In diesem Zuge war klar, dass auch Militärstützpunkte im Land für die Russen nicht mehr zu den günstigen Bedingungen Assads zu bekommen waren. Ihm hatte die russische Militärpräsenz – anders als den Akteuren der neuen Führung – eine Stabilisierung seiner Herrschaft gebracht.

Syriens Verteidigungsminister sieht neue Möglichkeiten

Es ist davon auszugehen, dass nach Bogdanows Besuch die bilateralen Verhandlungen zwischen Moskau und Damaskus über die Stützpunkte fortgesetzt wurden.

Denn am 6. Februar schlug der neue syrische Verteidigungsminister Murhaf Abu Kasra in einem Interview mit der Washington Post plötzlich ganz neue Töne zur russischen Präsenz an.

Die neue syrische Führung, so Abu Kasra, sei bereit, die russischen Militärbasen weiter zu dulden, wenn dies im Interesse des Landes sei. Die Haltung Russlands gegenüber seiner Bewegung habe sich nach dem Sturz Assads deutlich verbessert. Es sei möglich, dass die Beziehungen zu Russland in einer Weise wiederhergestellt werden könnten, die den Interessen beider Staaten entspreche.

Türkei als neue Kraft

Im selben Interview wurde auch die türkische und US-amerikanische Militärpräsenz auf syrischem Territorium thematisiert. Hier wird auch eine Motivation deutlich, aus der heraus ein syrischer Regierungsvertreter nun weitere russische Truppenstationierungen im eigenen Land akzeptiert.
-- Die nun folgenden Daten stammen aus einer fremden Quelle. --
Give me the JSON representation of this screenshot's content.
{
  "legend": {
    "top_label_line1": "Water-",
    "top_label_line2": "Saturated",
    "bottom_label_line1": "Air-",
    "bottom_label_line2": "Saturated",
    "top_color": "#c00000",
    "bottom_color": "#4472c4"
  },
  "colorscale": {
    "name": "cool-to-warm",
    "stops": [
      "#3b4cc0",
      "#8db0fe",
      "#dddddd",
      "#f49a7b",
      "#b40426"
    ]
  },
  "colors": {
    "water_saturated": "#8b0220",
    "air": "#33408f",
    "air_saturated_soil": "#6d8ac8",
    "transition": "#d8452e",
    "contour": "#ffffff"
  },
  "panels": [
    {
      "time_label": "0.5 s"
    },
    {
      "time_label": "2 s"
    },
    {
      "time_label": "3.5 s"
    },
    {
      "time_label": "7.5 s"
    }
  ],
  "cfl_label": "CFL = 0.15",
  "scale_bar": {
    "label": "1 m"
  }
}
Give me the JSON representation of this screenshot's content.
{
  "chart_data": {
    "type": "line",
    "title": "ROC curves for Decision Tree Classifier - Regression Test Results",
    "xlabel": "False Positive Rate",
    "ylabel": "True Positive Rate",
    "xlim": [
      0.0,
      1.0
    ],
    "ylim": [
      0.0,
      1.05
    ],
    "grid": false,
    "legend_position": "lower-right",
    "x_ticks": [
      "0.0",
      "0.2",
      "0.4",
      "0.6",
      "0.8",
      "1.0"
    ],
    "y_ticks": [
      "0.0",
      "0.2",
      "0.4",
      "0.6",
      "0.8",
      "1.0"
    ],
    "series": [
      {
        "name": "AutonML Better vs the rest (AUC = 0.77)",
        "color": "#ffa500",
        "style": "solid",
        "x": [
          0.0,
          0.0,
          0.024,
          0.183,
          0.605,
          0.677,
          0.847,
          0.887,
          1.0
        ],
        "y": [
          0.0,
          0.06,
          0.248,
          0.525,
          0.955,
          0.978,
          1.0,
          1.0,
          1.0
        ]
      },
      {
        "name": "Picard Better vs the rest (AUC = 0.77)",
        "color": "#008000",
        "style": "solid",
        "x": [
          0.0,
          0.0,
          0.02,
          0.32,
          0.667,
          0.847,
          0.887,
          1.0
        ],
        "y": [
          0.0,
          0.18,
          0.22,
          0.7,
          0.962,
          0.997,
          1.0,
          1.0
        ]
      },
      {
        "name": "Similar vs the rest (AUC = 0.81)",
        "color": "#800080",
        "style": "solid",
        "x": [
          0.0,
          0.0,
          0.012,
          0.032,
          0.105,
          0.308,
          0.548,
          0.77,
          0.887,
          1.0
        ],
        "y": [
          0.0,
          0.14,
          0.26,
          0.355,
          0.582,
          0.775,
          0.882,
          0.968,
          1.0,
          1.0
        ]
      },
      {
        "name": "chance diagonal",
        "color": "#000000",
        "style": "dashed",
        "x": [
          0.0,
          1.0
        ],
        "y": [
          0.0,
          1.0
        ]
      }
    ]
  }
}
Die Türkei ist jetzt die neue starke Kraft im syrischen Raum, aber eine zu einseitige Abhängigkeit vom nördlichen Nachbarn ist nicht im Sinne von Damaskus.

Das Hauptmotiv für die Wende in Syrien dürften jedoch finanzielle Gründe sein. Das Land ist in den vergangenen Jahren unter Assad verarmt, sodass Pachterträge mit günstigen Konditionen gekündigt und bessere ausgehandelt werden können. Sollte es zu einem Neuabschluss kommen, wird Moskau angesichts der hohen strategischen Bedeutung dieser einzigen russischen Militärbasen außerhalb des Gebietes der ehemaligen Sowjetunion wohl in den sauren Apfel beißen müssen.